According to him, this will have significant implications if they finally decide to accept the help of other international organizations.

2. Disorders of the health system

Currently, The North Korea It does not have the capacity to test its population, and the shortage of essential drugs and equipment to deal with the corona virus is increasing.

Says Professor Key Park South Korea It is a low-income country, with limited health care.

“Despite the relatively high density of health workers, the system will struggle to cope with the increase in patients,” he says.

North Korean leader Kim Jong-un – Photo: via EPA / BBC

Alistair Coleman, Expert North KoreaPyongyang’s response to Govt explains that it has always denied the existence of the virus in the country.

“The government’s response is to close its borders and implement a health strategy to prevent epidemics, spraying in public places such as train stations, schools and hospitals.”

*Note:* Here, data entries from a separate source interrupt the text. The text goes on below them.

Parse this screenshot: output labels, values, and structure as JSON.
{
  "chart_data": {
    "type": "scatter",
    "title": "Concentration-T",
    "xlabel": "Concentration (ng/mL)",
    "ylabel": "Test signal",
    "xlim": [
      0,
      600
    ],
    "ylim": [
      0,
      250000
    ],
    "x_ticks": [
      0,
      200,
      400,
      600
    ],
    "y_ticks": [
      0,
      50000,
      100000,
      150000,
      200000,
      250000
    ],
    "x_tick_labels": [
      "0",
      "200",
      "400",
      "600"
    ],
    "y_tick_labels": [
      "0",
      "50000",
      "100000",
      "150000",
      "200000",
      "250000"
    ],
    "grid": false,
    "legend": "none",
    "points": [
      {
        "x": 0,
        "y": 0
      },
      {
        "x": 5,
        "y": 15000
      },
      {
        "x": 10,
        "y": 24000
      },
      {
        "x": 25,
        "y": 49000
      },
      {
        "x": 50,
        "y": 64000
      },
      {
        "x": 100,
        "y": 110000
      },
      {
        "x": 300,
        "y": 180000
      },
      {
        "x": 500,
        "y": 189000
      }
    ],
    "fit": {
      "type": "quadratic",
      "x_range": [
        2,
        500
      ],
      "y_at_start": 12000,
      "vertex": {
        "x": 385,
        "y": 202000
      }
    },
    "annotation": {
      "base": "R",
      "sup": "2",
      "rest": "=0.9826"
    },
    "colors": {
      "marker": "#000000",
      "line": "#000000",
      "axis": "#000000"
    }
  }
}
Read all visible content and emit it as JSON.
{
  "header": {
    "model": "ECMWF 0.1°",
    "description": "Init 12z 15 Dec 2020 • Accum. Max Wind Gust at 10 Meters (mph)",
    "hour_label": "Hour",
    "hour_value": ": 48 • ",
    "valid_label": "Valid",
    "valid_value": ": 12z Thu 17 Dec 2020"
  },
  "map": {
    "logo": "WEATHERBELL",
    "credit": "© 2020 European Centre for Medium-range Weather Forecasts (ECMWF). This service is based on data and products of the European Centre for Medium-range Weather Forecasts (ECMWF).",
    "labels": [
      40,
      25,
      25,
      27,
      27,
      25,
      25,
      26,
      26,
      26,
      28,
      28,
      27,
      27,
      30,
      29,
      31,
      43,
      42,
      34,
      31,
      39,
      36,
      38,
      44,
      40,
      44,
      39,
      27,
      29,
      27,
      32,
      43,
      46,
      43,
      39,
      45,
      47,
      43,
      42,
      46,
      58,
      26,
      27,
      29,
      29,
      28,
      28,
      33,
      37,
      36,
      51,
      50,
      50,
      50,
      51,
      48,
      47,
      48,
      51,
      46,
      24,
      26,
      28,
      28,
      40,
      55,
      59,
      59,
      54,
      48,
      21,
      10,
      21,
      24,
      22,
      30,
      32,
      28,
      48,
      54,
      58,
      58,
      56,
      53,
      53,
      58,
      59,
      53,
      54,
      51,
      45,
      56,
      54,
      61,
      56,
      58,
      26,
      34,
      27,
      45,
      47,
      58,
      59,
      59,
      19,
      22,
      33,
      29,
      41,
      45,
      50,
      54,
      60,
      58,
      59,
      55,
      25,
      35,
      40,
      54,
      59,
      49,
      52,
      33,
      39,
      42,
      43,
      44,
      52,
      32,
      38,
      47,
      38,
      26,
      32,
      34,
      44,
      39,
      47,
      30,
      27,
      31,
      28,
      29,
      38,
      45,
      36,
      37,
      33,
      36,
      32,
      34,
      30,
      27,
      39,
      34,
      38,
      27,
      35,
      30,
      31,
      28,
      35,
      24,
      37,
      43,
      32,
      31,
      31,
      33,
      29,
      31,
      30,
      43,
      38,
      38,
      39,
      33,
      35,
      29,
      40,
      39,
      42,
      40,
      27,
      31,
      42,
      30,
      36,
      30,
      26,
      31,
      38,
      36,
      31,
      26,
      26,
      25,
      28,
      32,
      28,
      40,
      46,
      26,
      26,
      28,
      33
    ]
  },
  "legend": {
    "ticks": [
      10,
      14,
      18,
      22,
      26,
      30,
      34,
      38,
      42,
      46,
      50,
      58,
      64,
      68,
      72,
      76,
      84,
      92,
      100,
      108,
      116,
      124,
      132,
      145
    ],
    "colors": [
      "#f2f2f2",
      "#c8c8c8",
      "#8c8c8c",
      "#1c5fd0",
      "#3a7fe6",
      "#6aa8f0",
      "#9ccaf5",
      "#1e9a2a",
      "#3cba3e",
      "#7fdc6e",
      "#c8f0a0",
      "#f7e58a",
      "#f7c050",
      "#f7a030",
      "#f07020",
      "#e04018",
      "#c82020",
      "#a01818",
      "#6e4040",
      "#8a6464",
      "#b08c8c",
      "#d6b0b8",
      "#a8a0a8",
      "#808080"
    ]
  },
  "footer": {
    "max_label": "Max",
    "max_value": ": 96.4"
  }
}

But the country cannot be prepared to fight the disease.

“The health system is terrible,” said Jeon Baek, founder of Lumen, a voluntary charity that oversees. North Korea.

“This is a very poor system. Out of the two million people living in Pyongyang, most people in the country have access to very poor quality health care.”

People who fled North Korea In the past it has been said that syringe needles are reused until they rust and beer bottles are transformed into temporary salt containers.

In addition to the unvaccinated population, there is a shortage of drugs and personal protective equipment.

The number of trials is very low: according to the World Health Organization, only 64,000 trials have been performed since the outbreak.

In comparison, the South Korea Has done 172 million tests so far.

3. Low joint immunity

As a result of Pyongyang’s rejection of international community assistance to vaccinate the population, the country’s herd immunity is very low.

Despite the rumors, some elites North Korea Vaccinated, most North Koreans received no medication against Govt.

In fact, during epidemics, the state media warned of the ineffectiveness and dangers of vaccines against Govt.

Harvard professor Key Park says the population is “immune to the SARS-Cove-2 virus” and has had all of its variants, with no confirmed Govt-19 cases in the past two years.

“So far they have not had any outbreaks, so no one has developed immunity. Also, they still need to vaccinate people. They mainly do not have immune protection,” he adds.

The World Health Organization on Monday expressed its “concern” over the situation North KoreaThe Omigran variant has already affected nearly 1.5 million people in the Asian country since late April.

“Since the country has not yet launched a vaccine against Govt-19, there is a risk that the virus will spread rapidly if the virus is not curtailed with immediate and appropriate measures,” WHO Regional Director Ketrapal Singh warned in a statement.

OHCHR spokeswoman Liz Throssell said that in the absence of a vaccine campaign, the spread of the epidemic “could have a devastating impact on the human rights situation in the country.”

In a statement issued on Tuesday, Throzel called on North Korean officials to discuss with the United Nations the opening of humanitarian aid channels, including medicines, vaccines, equipment and other life-saving support.

“We urge the authorities to facilitate the return of international and UN officials to assist in providing assistance, including to vulnerable people and those living in rural and border areas.”